Tuesday, March 27, 2012

What If All Debt Was Tied to the Fed Funds Rate?

This is a thought experiment, so take it with a grain of salt.

Click to enlarge.

Here is the explanation of the "what if" chart.

The chart shows what the interest payments on the real total credit market debt owed per capita (February 2012 dollars) would be *if* the interest rate on all of that debt was equal to the fed funds rate. Anyone with a credit card knows that's not the case, but bear with me.

We seem to run into serious problems when the total of this "what if" experiment exceeds $8,000 per capita (adjusted for inflation). Note the recession bars. And for what it is worth, $8,000 per capita does sound painful.

If it is our intention to continuously grow our inflation adjusted debt (as Japan has done) and simultaneously stay below the seemingly dangerous $8,000 per capita threshold, then at least one of the following two things must happen over the long-term.

1. We must grow our population.
2. We must continuously reduce interest rates.

What would it take to hit the $8,000 threshold right now you might ask? We currently have $173,000 total credit market debt owed per capita. That would mean that a fed funds rate of 4.6% would seemingly cause serious problems ($173,000 x 4.6% = $8,000).

In 1980, we had an inflation adjusted $55,000 total credit market debt owed per capita. That meant that we could handle a fed funds rate of 14.5% before things broke ($55,000 x 14.5% = $8,000).

The interest rate that it takes to break the economy is exponentially decaying. I believe that with every fiber of my being.

It took a 15% interest rate to break the economy in the 1980s. Thanks to the miracle of modern financial leverage it probably only takes 5% now. And should we stay on Japan's path, I suspect that it may only take 1% in one more decade.

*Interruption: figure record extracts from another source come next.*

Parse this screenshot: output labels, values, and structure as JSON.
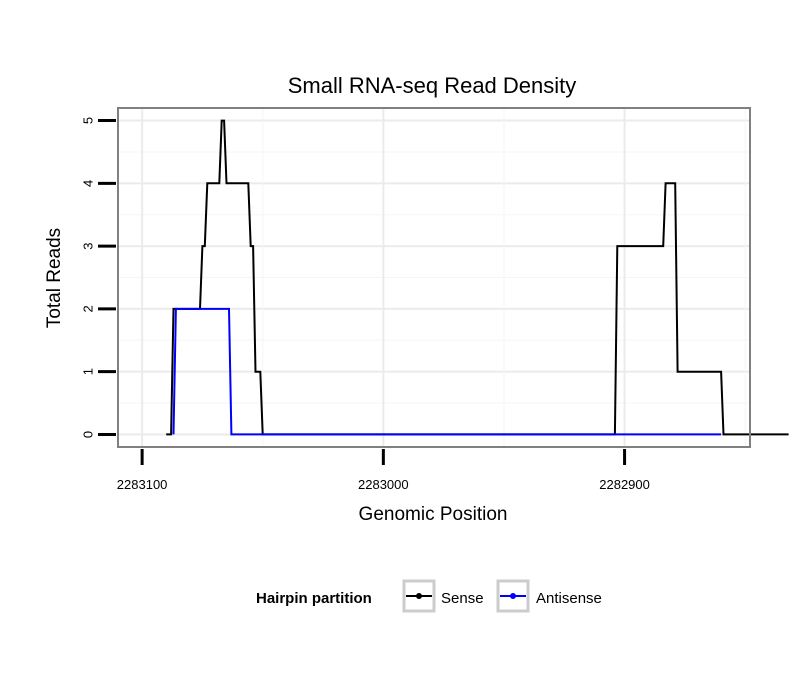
{
  "chart_data": {
    "type": "line",
    "title": "Small RNA-seq Read Density",
    "xlabel": "Genomic Position",
    "ylabel": "Total Reads",
    "xlim": [
      2283110,
      2282848
    ],
    "x_reversed": true,
    "ylim": [
      -0.2,
      5.2
    ],
    "x_ticks": [
      2283100,
      2283000,
      2282900
    ],
    "x_tick_labels": [
      "2283100",
      "2283000",
      "2282900"
    ],
    "y_ticks": [
      0,
      1,
      2,
      3,
      4,
      5
    ],
    "y_tick_labels": [
      "0",
      "1",
      "2",
      "3",
      "4",
      "5"
    ],
    "grid": true,
    "legend": {
      "title": "Hairpin partition",
      "placement": "bottom",
      "entries": [
        {
          "name": "Sense",
          "color": "#000000"
        },
        {
          "name": "Antisense",
          "color": "#0000ff"
        }
      ]
    },
    "series": [
      {
        "name": "Sense",
        "color": "#000000",
        "x": [
          2283090,
          2283088,
          2283087,
          2283076,
          2283075,
          2283074,
          2283073,
          2283068,
          2283067,
          2283066,
          2283065,
          2283056,
          2283055,
          2283054,
          2283053,
          2283052,
          2283051,
          2283050,
          2283049,
          2283048,
          2282904,
          2282903,
          2282884,
          2282883,
          2282881,
          2282879,
          2282878,
          2282860,
          2282859,
          2282832
        ],
        "y": [
          0,
          0,
          2,
          2,
          3,
          3,
          4,
          4,
          5,
          5,
          4,
          4,
          3,
          3,
          1,
          1,
          1,
          0,
          0,
          0,
          0,
          3,
          3,
          4,
          4,
          4,
          1,
          1,
          0,
          0
        ]
      },
      {
        "name": "Antisense",
        "color": "#0000ff",
        "x": [
          2283087,
          2283086,
          2283064,
          2283063,
          2282860
        ],
        "y": [
          0,
          2,
          2,
          0,
          0
        ]
      }
    ]
  }
}
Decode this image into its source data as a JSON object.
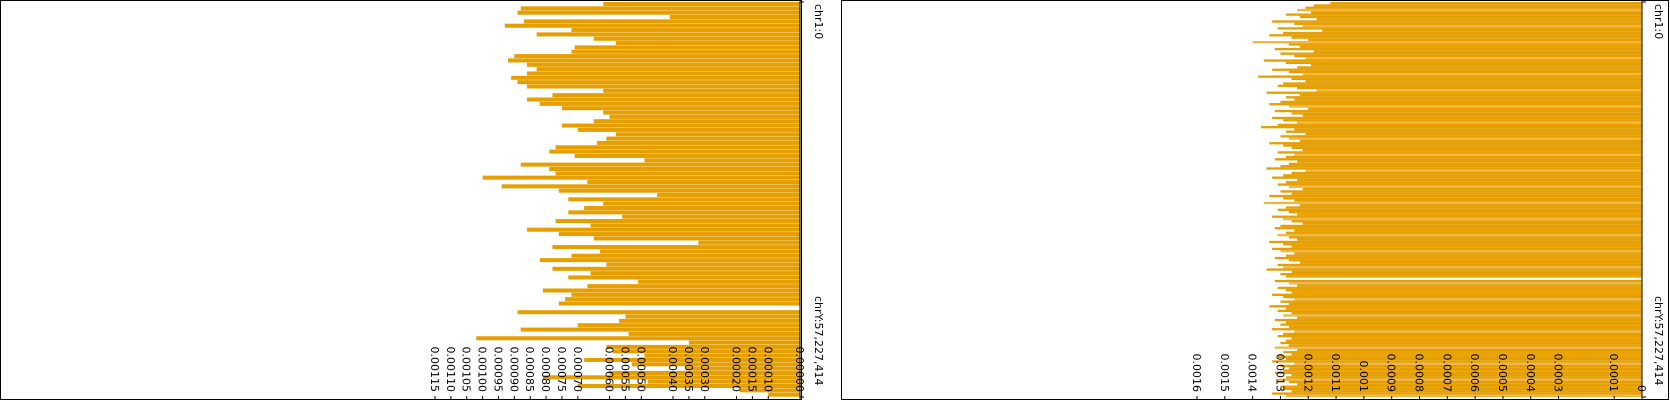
{
  "colors": {
    "bar": "#E69F00",
    "bar_light": "#F0B640",
    "axis": "#000000",
    "background": "#FFFFFF"
  },
  "chart_data": [
    {
      "type": "bar",
      "orientation": "horizontal",
      "title": "",
      "genome_start_label": "chr1:0",
      "genome_end_label": "chrY:57,227,414",
      "ylim": [
        0,
        0.00115
      ],
      "tick_values": [
        0,
        0.0001,
        0.00015,
        0.0002,
        0.0003,
        0.00035,
        0.0004,
        0.0005,
        0.00055,
        0.0006,
        0.0007,
        0.00075,
        0.0008,
        0.00085,
        0.0009,
        0.00095,
        0.001,
        0.00105,
        0.0011,
        0.00115
      ],
      "tick_labels": [
        "0.00000",
        "0.00010",
        "0.00015",
        "0.00020",
        "0.00030",
        "0.00035",
        "0.00040",
        "0.00050",
        "0.00055",
        "0.00060",
        "0.00070",
        "0.00075",
        "0.00080",
        "0.00085",
        "0.00090",
        "0.00095",
        "0.00100",
        "0.00105",
        "0.00110",
        "0.00115"
      ],
      "series": [
        {
          "name": "coverage",
          "values": [
            0.00062,
            0.00088,
            0.00089,
            0.00041,
            0.00087,
            0.00093,
            0.00072,
            0.00083,
            0.00065,
            0.00058,
            0.00071,
            0.00072,
            0.0009,
            0.00092,
            0.00086,
            0.00083,
            0.00086,
            0.00091,
            0.00089,
            0.00086,
            0.00062,
            0.00078,
            0.00086,
            0.00082,
            0.00075,
            0.00062,
            0.0006,
            0.00065,
            0.00075,
            0.0007,
            0.00058,
            0.00061,
            0.00064,
            0.00077,
            0.00079,
            0.00071,
            0.00049,
            0.00088,
            0.00079,
            0.00077,
            0.001,
            0.00067,
            0.00094,
            0.00076,
            0.00045,
            0.00073,
            0.00062,
            0.00068,
            0.00073,
            0.00056,
            0.00077,
            0.00066,
            0.00086,
            0.00076,
            0.00065,
            0.00032,
            0.00078,
            0.00063,
            0.00072,
            0.00082,
            0.00061,
            0.00078,
            0.00066,
            0.00073,
            0.00051,
            0.00067,
            0.00081,
            0.00072,
            0.00074,
            0.00076,
            0.0,
            0.00089,
            0.00055,
            0.00057,
            0.0007,
            0.00088,
            0.00054,
            0.00102,
            0.00035,
            0.00061,
            0.00059,
            0.00049,
            0.00068,
            0.00053,
            0.00036,
            0.0006,
            0.00081,
            0.00048,
            0.0007,
            0.00019,
            0.0001
          ]
        }
      ]
    },
    {
      "type": "bar",
      "orientation": "horizontal",
      "title": "",
      "genome_start_label": "chr1:0",
      "genome_end_label": "chrY:57,227,414",
      "ylim": [
        0,
        0.0016
      ],
      "tick_values": [
        0,
        0.0001,
        0.0003,
        0.0004,
        0.0005,
        0.0006,
        0.0007,
        0.0008,
        0.0009,
        0.001,
        0.0011,
        0.0012,
        0.0013,
        0.0014,
        0.0015,
        0.0016
      ],
      "tick_labels": [
        "0",
        "0.0001",
        "0.0003",
        "0.0004",
        "0.0005",
        "0.0006",
        "0.0007",
        "0.0008",
        "0.0009",
        "0.001",
        "0.0011",
        "0.0012",
        "0.0013",
        "0.0014",
        "0.0015",
        "0.0016"
      ],
      "series": [
        {
          "name": "coverage",
          "values": [
            0.00112,
            0.00118,
            0.00121,
            0.00124,
            0.00119,
            0.00128,
            0.00123,
            0.00117,
            0.00133,
            0.00125,
            0.00122,
            0.00131,
            0.00115,
            0.00129,
            0.00134,
            0.00126,
            0.0012,
            0.0014,
            0.00127,
            0.00123,
            0.00132,
            0.00118,
            0.0013,
            0.00125,
            0.00121,
            0.00136,
            0.00128,
            0.00119,
            0.00124,
            0.00133,
            0.00127,
            0.00122,
            0.00138,
            0.00126,
            0.00121,
            0.00129,
            0.00131,
            0.00124,
            0.00117,
            0.00135,
            0.00123,
            0.00128,
            0.00125,
            0.0013,
            0.00134,
            0.00127,
            0.0012,
            0.00132,
            0.00126,
            0.00122,
            0.00133,
            0.00129,
            0.00124,
            0.00131,
            0.00137,
            0.00125,
            0.00128,
            0.00121,
            0.0013,
            0.00127,
            0.00123,
            0.00134,
            0.00129,
            0.00126,
            0.00122,
            0.00131,
            0.00125,
            0.00128,
            0.00132,
            0.00124,
            0.00127,
            0.0013,
            0.00135,
            0.00121,
            0.00126,
            0.00129,
            0.00133,
            0.00124,
            0.00128,
            0.00131,
            0.00127,
            0.00122,
            0.0013,
            0.00126,
            0.00134,
            0.00129,
            0.00125,
            0.00136,
            0.00123,
            0.00128,
            0.00131,
            0.00127,
            0.00124,
            0.00133,
            0.00129,
            0.00126,
            0.00122,
            0.0013,
            0.00132,
            0.00125,
            0.00128,
            0.00131,
            0.00127,
            0.00124,
            0.00134,
            0.00129,
            0.00126,
            0.00133,
            0.0013,
            0.00125,
            0.00128,
            0.00132,
            0.00127,
            0.00123,
            0.00131,
            0.00129,
            0.00135,
            0.00126,
            0.0013,
            0.00128,
            0.0,
            0.00132,
            0.00127,
            0.00124,
            0.00131,
            0.00128,
            0.00126,
            0.00133,
            0.00129,
            0.00125,
            0.0013,
            0.00127,
            0.00134,
            0.00128,
            0.00131,
            0.00126,
            0.00129,
            0.00124,
            0.00132,
            0.00128,
            0.0013,
            0.00127,
            0.00133,
            0.00125,
            0.00129,
            0.00131,
            0.00126,
            0.00128,
            0.0013,
            0.00127,
            0.00132,
            0.00124,
            0.00129,
            0.00126,
            0.00131,
            0.00128,
            0.00133,
            0.00125,
            0.0013,
            0.00127,
            0.00129,
            0.00132,
            0.00126,
            0.00128,
            0.00131,
            0.00127,
            0.00124,
            0.0013,
            0.00129,
            0.00126,
            0.00133,
            0.00128
          ]
        }
      ]
    }
  ]
}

So what's my point? If you are waiting on the sidelines for interest rates to rise to the stratosphere and make you bloody rich like they did for previous generations, then good luck on that theory. That's not to say that real yields might not pop up again in the short-term. The deflationary event a few years ago did just that. It could happen again. I find it hard to believe that investors will be rewarded by burying paper dollars in their backyards over the long run though.

The following chart shows the historical 10-year treasury yield minus the federal funds rate. The median is gap is 1.07%. As of yesterday, the gap was 2.12%. I'm thinking that Bernanke would really like to see that 10-year yield come down to meet him halfway. That's assuming he wants us all to learn Japanese of course. Will he succeed? You tell me and we'll both know.

This is not investment advice. It is just a thought experiment based loosely on my long standing belief that real yields would die. That was before I had the Mundell–Tobin effect epiphany which sealed the deal.

Source Data:
St. Louis Fed: Custom Chart #1
St. Louis Fed: Custom Chart #2


Anonymous said...

If you re-run your top graph , using nonfinancial sector debt ( TODNS) , you see the decay in debt burden capacity even better.

On the other hand , if you run it using financial sector debt (DODFS) , you see that the finance sector seems to have an exponentially-increasing capacity to tolerate debt.

The solution is thus very simple : Let the financial sector borrow all the money and give it away to everyone else , interest-free and without limit.

I can't believe nobody has thought of this yet.

Stagflationary Mark said...


Fascinating. I re-ran the charts and here are the links for the benefit of others.

Here's TODNS.

Here's DODFS.

The solution is thus very simple : Let the financial sector borrow all the money and give it away to everyone else , interest-free and without limit.

I can't believe nobody has thought of this yet.

Genius! ;)

Stagflationary Mark said...

Even if the financial sector does miraculously have a problem, we'll just bail it out again.

What's the harm?


Stagflationary Mark said...

One more thought.

Is that you Troy?

Anonymous said...

" Genius!!! "

Let's not get carried away. I have a nagging feeling I may be missing something , and it wouldn't be the first time. Still , we should make a trial run , at least. I mean , we're already toast , so what's the downside ?

" Is that you Troy? "

No , but we're "birds of a feather" , it seems.

Stagflationary Mark said...


Birds of a feather indeed. I would guess that no more than one out of a thousand would play the TODNS card. It's not the sort of thing that pops up in conversations at the local grocery store. Let's just put it that way.

But then again, neither does the illusion of prosperity topic. I usually require a nearly captive audience for that. You know, like my tax preparer, lol. Sigh.